The move comes at a time when co-lending is given a policy boost by the Reserve Bank of India. Co-lending assets under management (AUM) of NBFCs is believed to have crossed Rs 1 lakh crore. The model, introduced six years ago, is seen to grow at a robust rate of 35-40% annually.
Currently NBFCs largely source loan proposals in co-lending with banks. However, no GST is paid on the service charges, as NBFCs argue that extra interest corned by them in such cases is “income.”
Typically, in co-lending arrangements (CLAs), sourcing NBFCs finance 20% of the loan amount to the customer, while banks finance 80%.
The levy of GST on service charges in co-lending activities will likely be taken up in the next GST Council meeting, the sources said, adding that it would provide complete clarity on the matter.
According to the sources, the department of revenue has asked Finance Industry Development Council (FIDC), a representative body of the NBFCs, to provide a proposal regarding the minimum value of service charges in CLAs at the earliest. This would serve as a floor.
While co-lending partners would retain the flexibility to determine the actual charges, GST would apply on the higher of this minimum or the actual charge.
Recently, FIDC, Indian Banks Association, department of financial services and department of revenues held parleys on the matter to arrive at a consensus on the presence of a service component in CLAs, which is often not stated.
The Directorate General of GST Intelligence (DGGI) has been investigating banks and NBFCs to determine whether there has been any GST evasion in the co-lending business model adopted by these entities.
In CLAs, FIDC had earlier said that NBFCs charge a higher rate of interest purely in the nature of interest on loan and contended that this is not a consideration for any service, and so, should not be subjected to the GST.
The interest from the co-lending business is shared in a predefined ratio. For instance, if a co-lender charges a blended rate of interest of 16% to the customer with banks entitled to receive 10% on its share, the balance 6% received from the customer on bank’s share of the loan is retained by the sourcing NBFC. The NBFC, however, is also entitled to receive the interest component at the blended rate of interest on its share in the loan.
FIDC had argued that the difference between the blended rate of interest charged from the borrower and interest paid to the banks/ financial institutions on the co-lent loans is known as the “Excess interest spread”. This merely represented the interest on the NBFCs’ share in the co-lending model and was certainly not in the nature and spirit of any charge or fee. This excess interest spread was an “interest income” which was subject to the levy of income tax and is in no manner (by nature and spirit) a fee or a charge and is therefore not subject to the levy of GST.
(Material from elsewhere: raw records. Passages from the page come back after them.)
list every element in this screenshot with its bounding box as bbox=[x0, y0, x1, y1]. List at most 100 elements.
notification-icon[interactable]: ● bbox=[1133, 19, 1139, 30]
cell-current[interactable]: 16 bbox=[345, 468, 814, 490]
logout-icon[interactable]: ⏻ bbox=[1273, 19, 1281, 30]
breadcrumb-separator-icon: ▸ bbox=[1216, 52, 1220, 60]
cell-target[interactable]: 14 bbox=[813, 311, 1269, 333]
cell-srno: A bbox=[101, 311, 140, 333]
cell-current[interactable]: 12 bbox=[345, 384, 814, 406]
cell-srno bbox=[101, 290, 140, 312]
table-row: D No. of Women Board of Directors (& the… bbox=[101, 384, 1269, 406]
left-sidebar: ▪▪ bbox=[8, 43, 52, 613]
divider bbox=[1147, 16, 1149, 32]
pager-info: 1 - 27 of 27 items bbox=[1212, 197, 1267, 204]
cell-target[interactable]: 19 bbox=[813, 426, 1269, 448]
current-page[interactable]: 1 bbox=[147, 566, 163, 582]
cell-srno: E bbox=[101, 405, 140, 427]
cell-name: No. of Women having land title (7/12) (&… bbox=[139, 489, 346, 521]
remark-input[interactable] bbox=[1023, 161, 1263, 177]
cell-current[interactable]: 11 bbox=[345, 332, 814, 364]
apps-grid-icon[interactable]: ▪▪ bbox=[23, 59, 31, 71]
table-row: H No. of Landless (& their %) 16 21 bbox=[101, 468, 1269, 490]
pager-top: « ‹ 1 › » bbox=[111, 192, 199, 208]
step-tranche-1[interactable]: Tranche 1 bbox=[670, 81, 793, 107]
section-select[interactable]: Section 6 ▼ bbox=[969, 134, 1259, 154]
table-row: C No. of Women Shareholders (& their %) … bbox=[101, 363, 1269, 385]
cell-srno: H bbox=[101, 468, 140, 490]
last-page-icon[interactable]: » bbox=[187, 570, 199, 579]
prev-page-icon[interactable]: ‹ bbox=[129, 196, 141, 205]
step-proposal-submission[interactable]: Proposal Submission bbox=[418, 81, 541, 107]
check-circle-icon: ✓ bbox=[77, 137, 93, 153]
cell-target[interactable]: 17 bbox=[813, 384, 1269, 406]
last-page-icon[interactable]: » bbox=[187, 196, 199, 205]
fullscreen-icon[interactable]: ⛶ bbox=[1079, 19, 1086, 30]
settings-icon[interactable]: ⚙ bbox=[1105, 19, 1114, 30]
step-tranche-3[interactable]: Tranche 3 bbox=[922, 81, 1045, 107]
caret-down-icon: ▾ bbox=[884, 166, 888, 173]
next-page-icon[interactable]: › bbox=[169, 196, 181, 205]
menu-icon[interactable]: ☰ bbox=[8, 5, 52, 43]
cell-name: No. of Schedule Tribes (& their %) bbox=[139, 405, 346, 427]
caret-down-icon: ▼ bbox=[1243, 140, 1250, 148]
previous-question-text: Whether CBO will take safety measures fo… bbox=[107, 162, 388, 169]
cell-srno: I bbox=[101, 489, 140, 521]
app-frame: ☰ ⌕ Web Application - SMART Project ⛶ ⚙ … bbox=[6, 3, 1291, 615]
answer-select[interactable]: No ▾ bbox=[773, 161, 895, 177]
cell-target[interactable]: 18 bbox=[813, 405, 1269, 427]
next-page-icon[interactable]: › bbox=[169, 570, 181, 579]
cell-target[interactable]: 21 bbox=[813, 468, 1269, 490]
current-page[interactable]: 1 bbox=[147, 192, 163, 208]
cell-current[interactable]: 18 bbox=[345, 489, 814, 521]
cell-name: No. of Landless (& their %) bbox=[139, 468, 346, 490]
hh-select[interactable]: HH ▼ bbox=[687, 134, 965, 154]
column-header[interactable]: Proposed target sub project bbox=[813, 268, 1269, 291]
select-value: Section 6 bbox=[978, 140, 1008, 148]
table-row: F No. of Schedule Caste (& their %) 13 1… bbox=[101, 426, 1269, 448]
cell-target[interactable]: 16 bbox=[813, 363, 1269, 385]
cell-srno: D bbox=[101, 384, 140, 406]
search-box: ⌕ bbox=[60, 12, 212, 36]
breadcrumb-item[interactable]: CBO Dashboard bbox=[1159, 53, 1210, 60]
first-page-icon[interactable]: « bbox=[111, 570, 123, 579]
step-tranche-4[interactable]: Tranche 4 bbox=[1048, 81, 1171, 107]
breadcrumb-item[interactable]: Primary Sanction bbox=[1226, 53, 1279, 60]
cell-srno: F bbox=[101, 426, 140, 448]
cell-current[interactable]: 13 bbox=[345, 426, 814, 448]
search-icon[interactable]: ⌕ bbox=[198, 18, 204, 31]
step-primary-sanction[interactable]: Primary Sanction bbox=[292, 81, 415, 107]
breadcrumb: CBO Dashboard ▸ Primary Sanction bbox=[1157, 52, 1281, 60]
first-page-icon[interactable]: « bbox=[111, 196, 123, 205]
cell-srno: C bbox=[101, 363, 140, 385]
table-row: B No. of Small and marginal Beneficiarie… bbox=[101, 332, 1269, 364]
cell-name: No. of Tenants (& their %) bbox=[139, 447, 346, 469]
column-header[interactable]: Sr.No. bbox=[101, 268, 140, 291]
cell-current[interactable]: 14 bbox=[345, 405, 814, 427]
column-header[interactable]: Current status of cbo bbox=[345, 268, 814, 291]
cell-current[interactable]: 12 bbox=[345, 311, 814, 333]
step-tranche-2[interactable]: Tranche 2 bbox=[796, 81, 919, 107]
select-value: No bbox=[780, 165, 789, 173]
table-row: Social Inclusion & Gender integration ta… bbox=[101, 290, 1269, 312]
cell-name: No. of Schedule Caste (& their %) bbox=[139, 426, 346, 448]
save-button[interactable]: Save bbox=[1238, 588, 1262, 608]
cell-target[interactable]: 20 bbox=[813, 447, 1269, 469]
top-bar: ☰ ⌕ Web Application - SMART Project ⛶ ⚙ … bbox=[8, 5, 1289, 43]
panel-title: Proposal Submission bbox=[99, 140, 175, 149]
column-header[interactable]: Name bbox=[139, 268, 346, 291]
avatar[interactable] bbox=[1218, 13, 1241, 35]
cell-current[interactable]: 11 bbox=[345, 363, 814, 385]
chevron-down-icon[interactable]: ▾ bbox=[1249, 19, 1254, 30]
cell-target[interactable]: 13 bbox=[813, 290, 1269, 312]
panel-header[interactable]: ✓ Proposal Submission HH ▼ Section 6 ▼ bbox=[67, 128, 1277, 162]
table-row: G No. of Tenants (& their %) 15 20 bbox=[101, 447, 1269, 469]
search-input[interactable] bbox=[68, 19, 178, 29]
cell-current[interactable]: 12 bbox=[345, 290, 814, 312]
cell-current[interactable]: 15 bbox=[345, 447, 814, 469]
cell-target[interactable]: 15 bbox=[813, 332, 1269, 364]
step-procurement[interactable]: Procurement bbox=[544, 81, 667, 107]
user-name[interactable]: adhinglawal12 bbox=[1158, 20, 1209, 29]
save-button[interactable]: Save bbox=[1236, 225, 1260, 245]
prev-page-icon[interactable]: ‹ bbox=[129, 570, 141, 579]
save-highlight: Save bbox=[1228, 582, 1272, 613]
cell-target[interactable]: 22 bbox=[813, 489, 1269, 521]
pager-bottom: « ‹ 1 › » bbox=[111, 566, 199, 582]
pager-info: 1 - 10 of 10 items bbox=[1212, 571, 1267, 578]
The decision to go ahead with GST on such charges assumes importance as the Reserve Bank of India has recently floated a draft on the revised CLA framework, which proposes to widen its ambit to include a wider range of regulated entities, including all India Financial institutions. It also proposed to increase scope of co-lending guidelines: Unlike the current guidelines, which apply only to the priority sector lending (PSL) category, the draft guidelines cover all loan segments, expanding the scope of the co-lending space in India. The framework does not recommend the proportion in which regulated entities would share risk and reward in a CLA, making it more flexible.
In April 2024, Crisil in a report said, co-lending assets under management (AUM) of NBFCs is nearing Rs 1 lakh crore after more than 5 years since the model came into being. Over the medium term, growth momentum is seen healthy at 35-40% annually, amidst rising interests of partners – NBFCs as well as banks, it said.